Vallée’s conclusion is basically the reverse of Erich von Däniken’s thesis in “Chariots of the Gods,” published to better sales the prior year. Where von Däniken argued that old myths and biblical tales alike contain evidence of ancient alien visitation­s (an idea picked up, most recently, by Ridley Scott’s “Alien” prequels), Vallée suggested that contempora­ry UFO narratives are of piece with stories about Northern European fairies and their worldwide kith and kin — and that it’s more reasonable to think that we’re reading our Space Age preoccupat­ions into a persistent phenomenon that might be much weirder than a simple visitation from the stars.

This quasi-magical thesis made Vallée, as he put it, a “heretic among heretics” — the UFO believer who rejected the UFO community’s hope that their efforts could one day be incorporat­ed into the normal sciences and lead us to some Spielbergi­an first contact. But his arguments for the basic continuity between folklore and flying saucers are quite compelling, and I suspect he’s correct about the commonalit­y of these experience­s …
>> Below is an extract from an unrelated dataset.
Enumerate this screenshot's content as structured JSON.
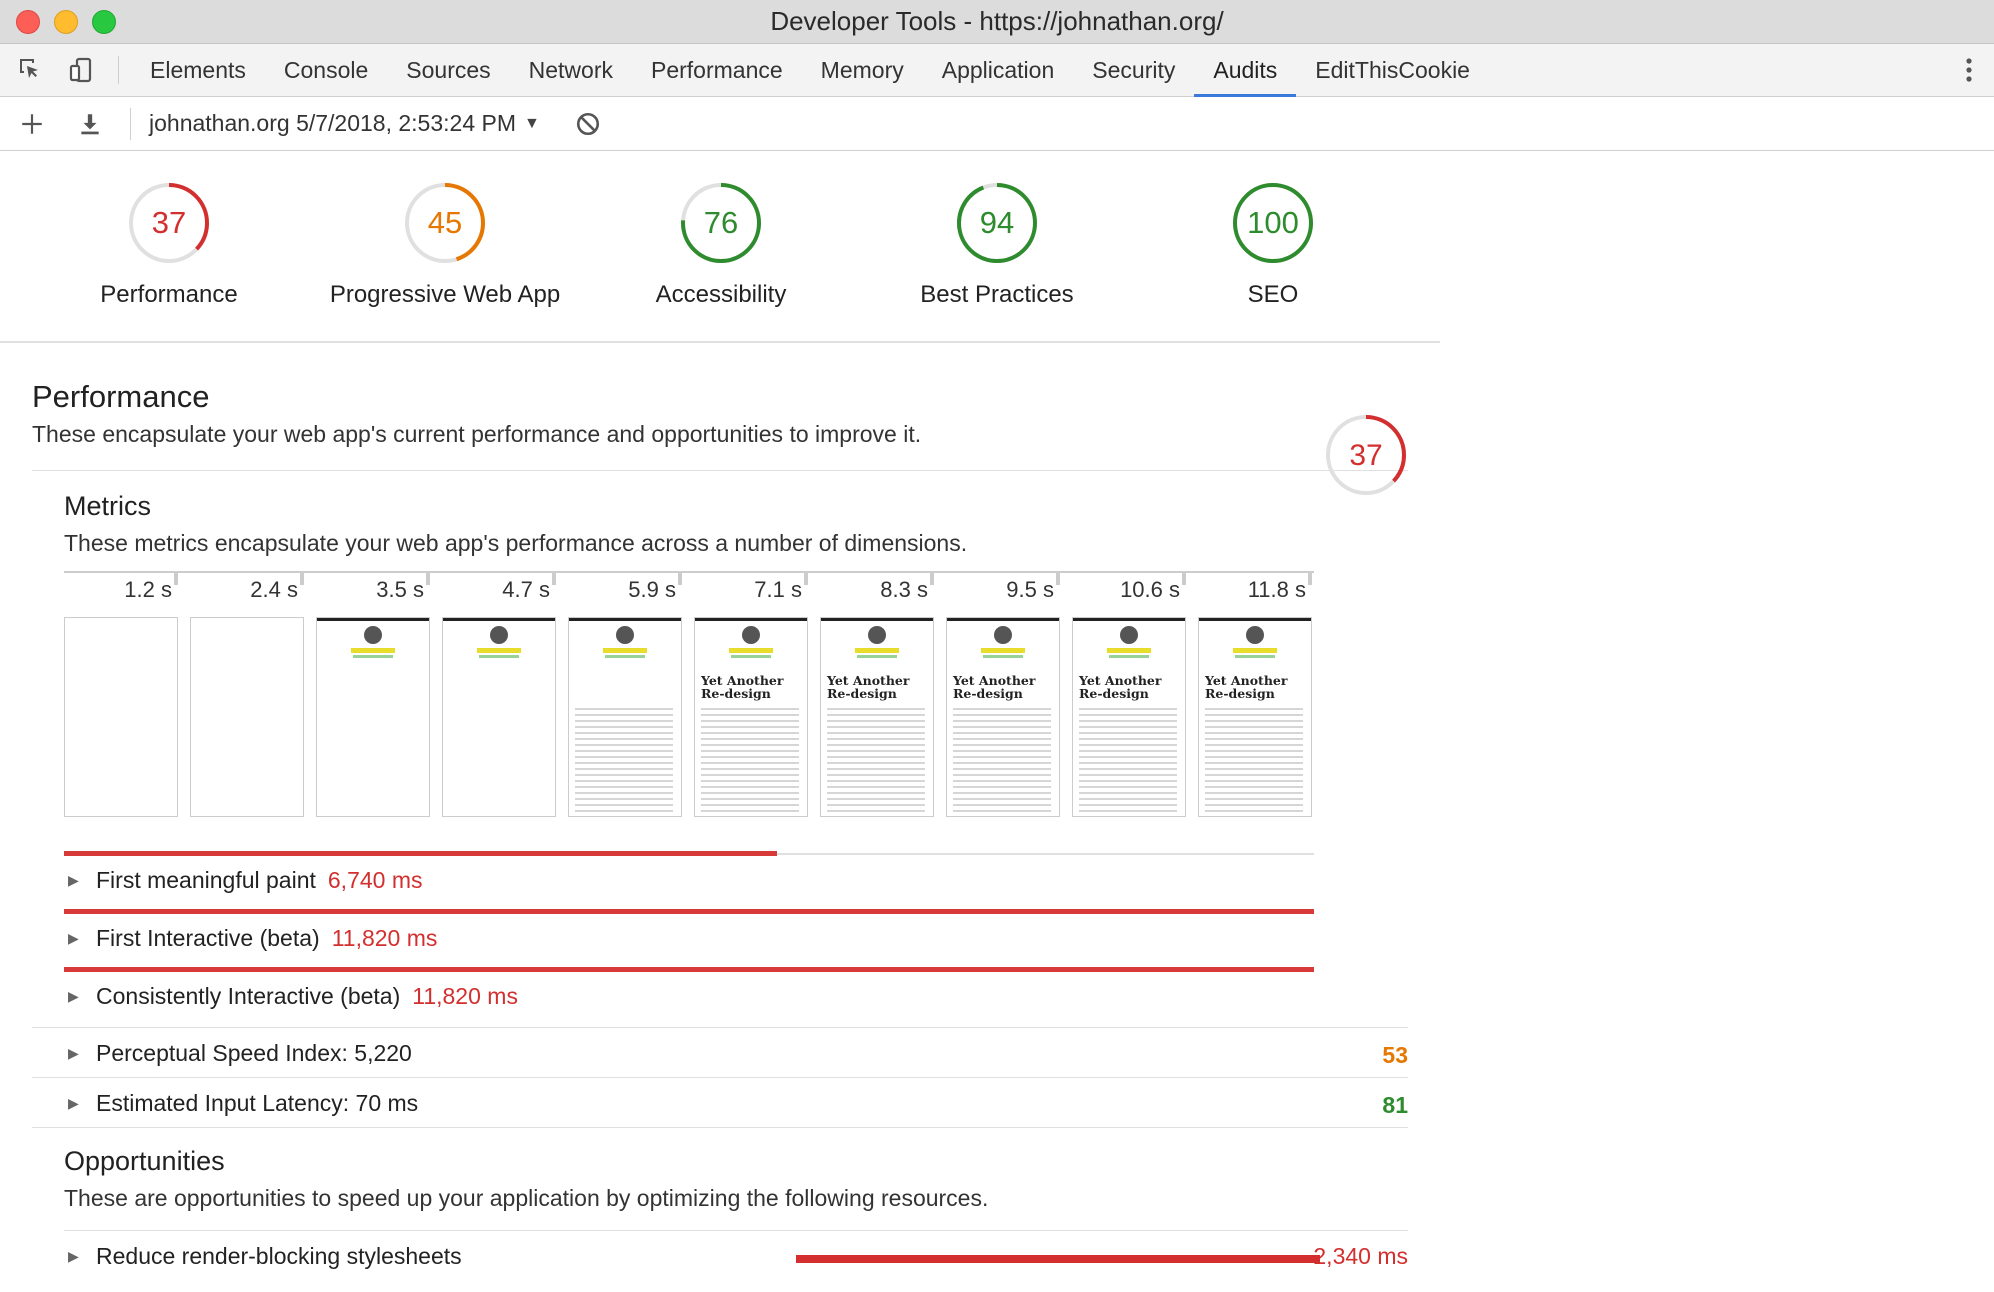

… Which is not, of course, to say that they reflect the genuine existence of some fifth-dimensiona­l fairyland, from whence morally ambiguous beings emerge to play tricks upon our race. Certainly for most sensible secular scientific-minded people, to say that our era’s close encounters are of the same type as encounters with the unseelie court of faerie is to say that they are all equally imaginary, proceeding from internaliz­ed fancies and hallucinat­ory substances and late-night wrong turns, plus some common evolved subconscio­us that fears shape-shifting tricksters in modern Nevada no less than in the mists around Ben Bulben.

But if this rationalis­t assumption seems natural these days, it is not necessaril­y permanent. The educated class of Victorian England went wild for fairies and spirits in the heyday of scientisti­c optimism, and both Vallée and von Däniken offered up their books amid the Age of Aquarius’ similar craze. (Just read Sally Quinn’s tales of murderous hexes in her recent memoir to recall how old-fashioned in their magical thinking the New Age’s devotees could become.)
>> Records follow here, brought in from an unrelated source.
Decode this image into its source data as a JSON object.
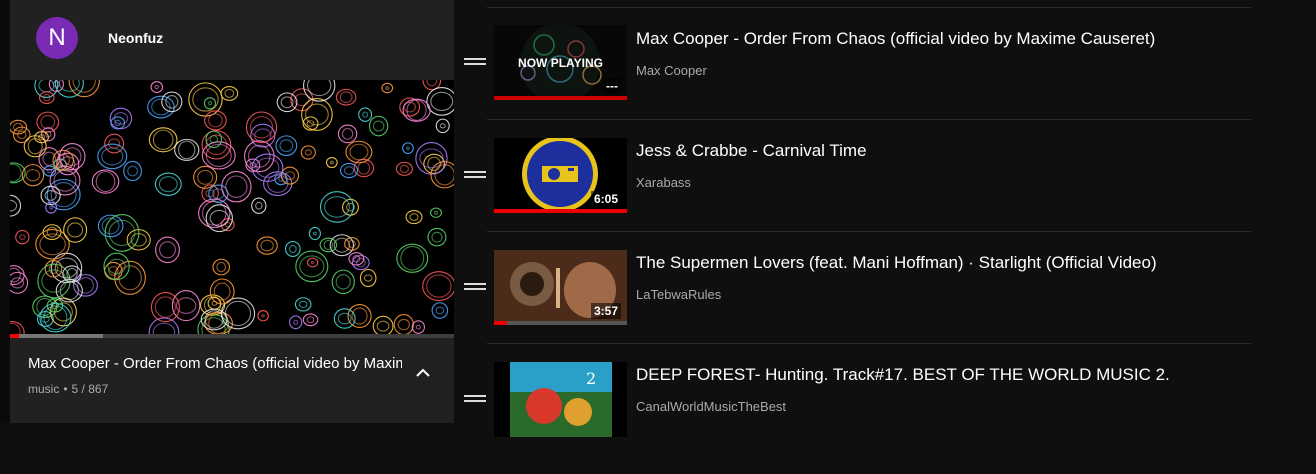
{
  "account": {
    "initial": "N",
    "name": "Neonfuz",
    "avatar_color": "#7a2bb5"
  },
  "now_playing": {
    "title": "Max Cooper - Order From Chaos (official video by Maxime Causeret)",
    "playlist_name": "music",
    "separator": "•",
    "position": "5 / 867",
    "progress_fraction": 0.02,
    "buffer_fraction": 0.21
  },
  "queue": [
    {
      "title": "Max Cooper - Order From Chaos (official video by Maxime Causeret)",
      "channel": "Max Cooper",
      "overlay": "NOW PLAYING",
      "duration": "---",
      "thumb_icon": "generative-art-thumbnail"
    },
    {
      "title": "Jess & Crabbe - Carnival Time",
      "channel": "Xarabass",
      "duration": "6:05",
      "thumb_icon": "turntable-emblem-thumbnail"
    },
    {
      "title": "The Supermen Lovers (feat. Mani Hoffman) · Starlight (Official Video)",
      "channel": "LaTebwaRules",
      "duration": "3:57",
      "thumb_icon": "music-video-thumbnail"
    },
    {
      "title": "DEEP FOREST- Hunting. Track#17. BEST OF THE WORLD MUSIC 2.",
      "channel": "CanalWorldMusicTheBest",
      "duration": "",
      "thumb_icon": "album-cover-thumbnail"
    }
  ],
  "colors": {
    "accent": "#ff0000",
    "background": "#0f0f0f",
    "panel": "#212121",
    "secondary_text": "#aaaaaa"
  }
}
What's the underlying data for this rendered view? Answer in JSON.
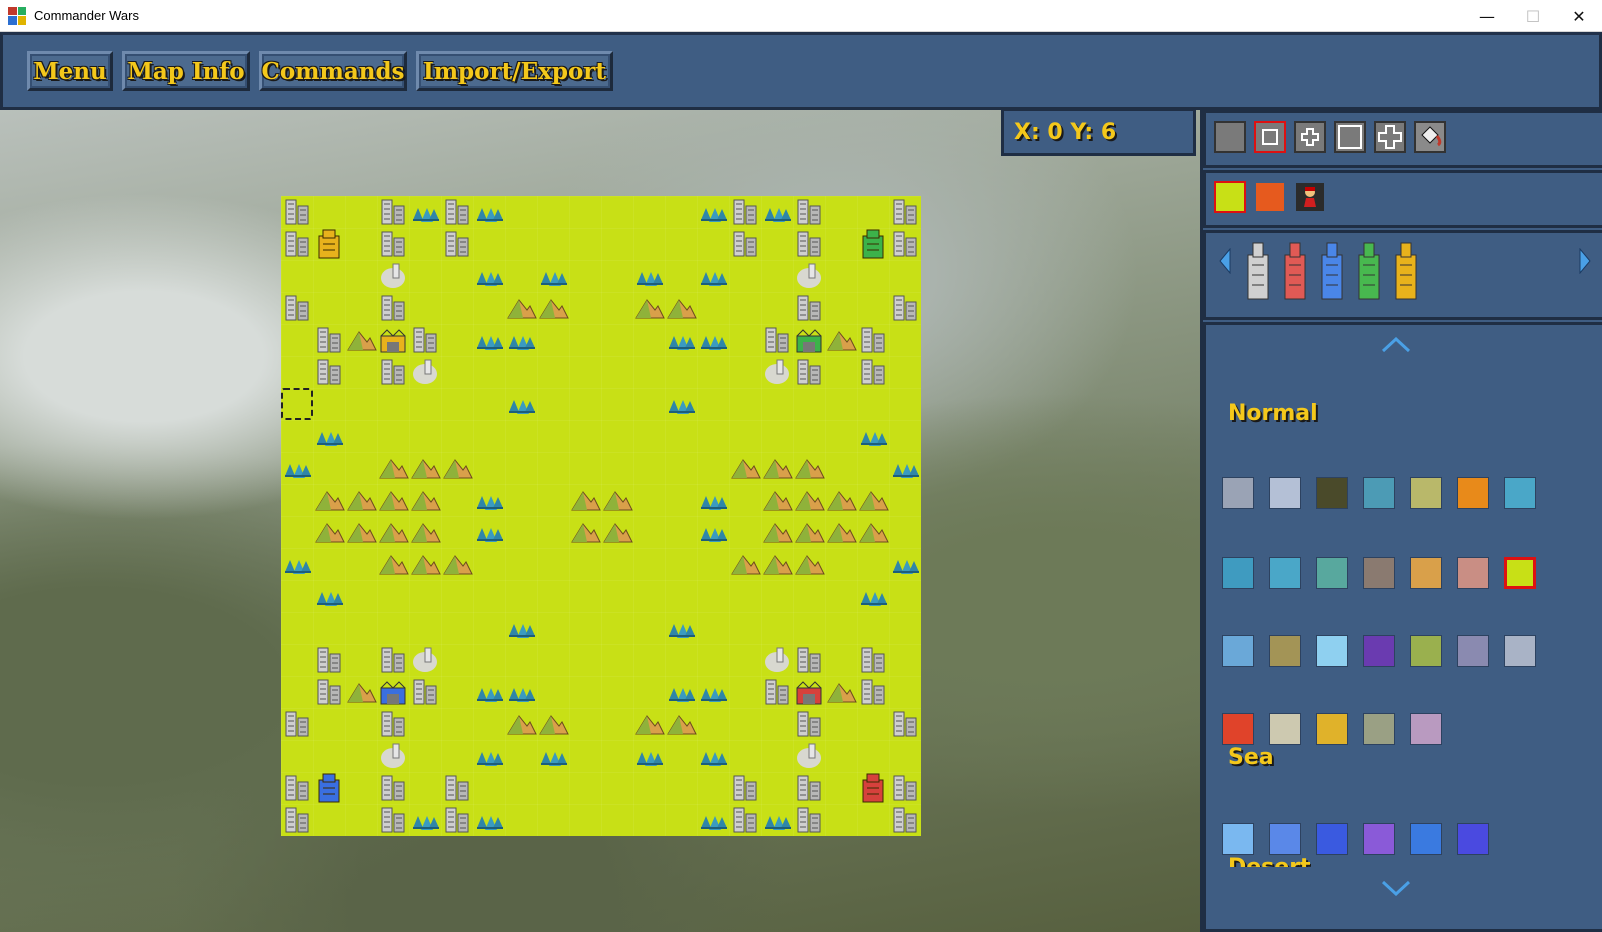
{
  "window": {
    "title": "Commander Wars"
  },
  "window_controls": {
    "minimize": "—",
    "maximize": "☐",
    "close": "✕"
  },
  "toolbar": {
    "menu": "Menu",
    "map_info": "Map Info",
    "commands": "Commands",
    "import_export": "Import/Export"
  },
  "cursor": {
    "coords": "X: 0 Y: 6"
  },
  "palette": {
    "categories": [
      "Normal",
      "Sea",
      "Desert"
    ]
  },
  "colors": {
    "panel": "#3f5d83",
    "accent": "#f4c81b",
    "plains": "#c8e016"
  }
}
Sometimes our own elite opinion seems to be shopping for a new religion: I have read books in the last year pitching versions of Buddhism, pantheism and paganism to the post-christian educated set. For such shoppers, the striking overlap between UFOS and fairy stories might eventually become an advertisem­ent for an updated spirituali­st cosmology, not a strike against it — especially if woven together with multiverse and universe-as-simulation hypotheses that imply a kind of metaphysic­s of caprice.

Meanwhile those of us who remain Christian can be agnostic about all these strange stories, not reflexivel­y dismissive, since Christiani­ty does not require that all paranormal experience­s be either divinely sent or demonic or imaginary.

Rather the Christian idea is that whatever capricious powers may exist, when the true God enters his creation, he does so honestly, straightfo­rwardly, in a vulnerable and fully human form — and exposes himself publicly, whether in a crowded stable or on an execution hill. So the glamour of UFOS, like the glamour of faerie, is an understand­able object of curiosity but a dangerous object for any kind of faith. The only kind of God worth trusting is the kind who does not play tricks.

Ross Douthat is a columnist for The New York Times.